Entendendo que a requisição seria inconstitucional, uma vez que “inexiste autorização legal para a determinação de quebra de sigilo de uma gama de pessoas não identificadas e sequer individualizadas”, a defesa do Google Inc. impetrou Mandado de Segurança, que foi, no entanto, negado pelo Tribunal de Justiça do Rio de Janeiro3, por não haver violação a direito líquido e certo dos Impetrantes, já que os “direitos à privacidade e ao sigilo de dados, por não serem absolutos, podem ser relativizados em hipóteses excepcionais”. Diante da decisão, chegou-se ao Superior Tribunal de Justiça, que manteve o entendimento do Tribunal de Justiça fluminense4, sob o argumento de que a determinação do magistrado de primeira instância ? de quebra de dados informáticos estáticos, relacionados apenas a registros de conexões e dados pessoais de usuários ? seria diversa da ordem de interceptação de comunicações e, portanto, não estaria sujeita à mesma proteção, consolidada no artigo 5º, XII, da Constituição da República.

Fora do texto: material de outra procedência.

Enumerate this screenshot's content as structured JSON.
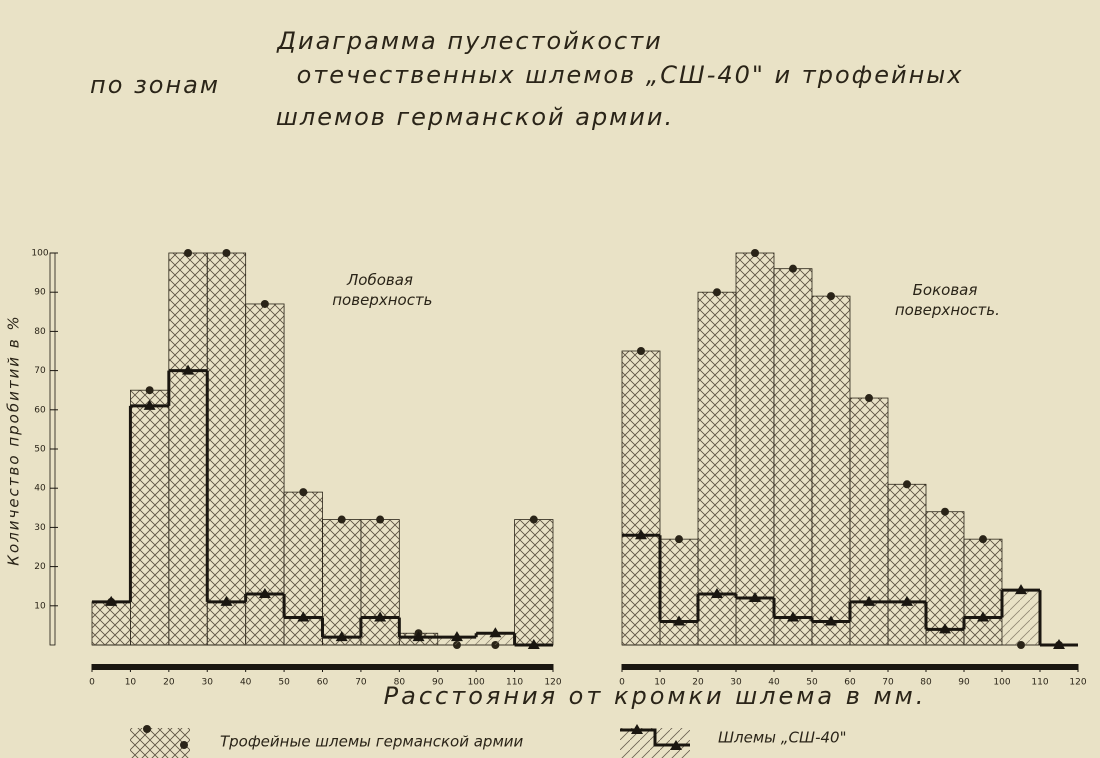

Além desse dispositivo, a disciplina legal relativa ao sigilo de dados no âmbito penal no Brasil decorre majoritariamente da lei 9.296/96, que trata da interceptação telefônica, da lei 12.965/14, que estabelece princípios, garantias, direitos e deveres para o uso da internet, e da lei 13.709/18, que dispõe sobre a proteção de dados pessoais. A partir de tal legislação e com base nas diferenças conceituais e práticas entre essas disciplinas, a jurisprudência se consolidou no sentido de diferenciar dados telemáticos “estáticos” do fluxo de comunicações: os primeiros seriam os “dados em si mesmos, ainda quando armazenados em computador”, e os segundos, as “comunicações de dados”,5 que envolvem a “interceptações de comunicações”.
Essa diferença é o que justifica, por exemplo, o fato de as Comissões Parlamentares de Inquérito possuírem competência, assistida constitucionalmente (artigo 58, §3º, Constituição da República), para quebrar sigilo de dados, mas não poderem autorizar interceptação telefônica.6 Nesse sentido, paradigmática decisão do Supremo Tribunal Federal de 2006 reconheceu que, como no caso julgado “não [teria] h[avido] ‘quebra de sigilo das comunicações de dados (interceptação das comunicações), mas sim apreensão de base física na qual se encontravam os dados, mediante prévia e fundamentada decisão judicial”, não se aplicaria a proteção a que se refere o artigo 5º, XII, da Constituição, já que sua proteção seria “da comunicação ‘de dados’ e não dos ‘dados em si mesmos’, ainda quando armazenados em computador”.7
Ao julgar o caso agora em discussão no Supremo Tribunal Federal para que se estabeleçam limites para a quebra de sigilo, o Superior Tribunal de Justiça aplicou justamente essa diferenciação entre dados “estáticos” e a interceptação de comunicações. Segundo a decisão, “hav[eria] uma distinção conceitual entre a quebra de sigilo de dados armazenados e a interceptação do fluxo de comunicações”, sendo que “a determinação do Magistrado de primeiro grau, de quebra de dados informáticos estáticos, relativos a arquivos digitais de registros de conexão ou acesso a aplicações de internet e eventuais dados pessoais a eles vinculados, é absolutamente distinta daquela que ocorre com as interceptações das comunicações, as quais dão acesso ao fluxo de comunicações de dados, isto é, ao conhecimento do conteúdo da comunicação travada com o seu destinatário”.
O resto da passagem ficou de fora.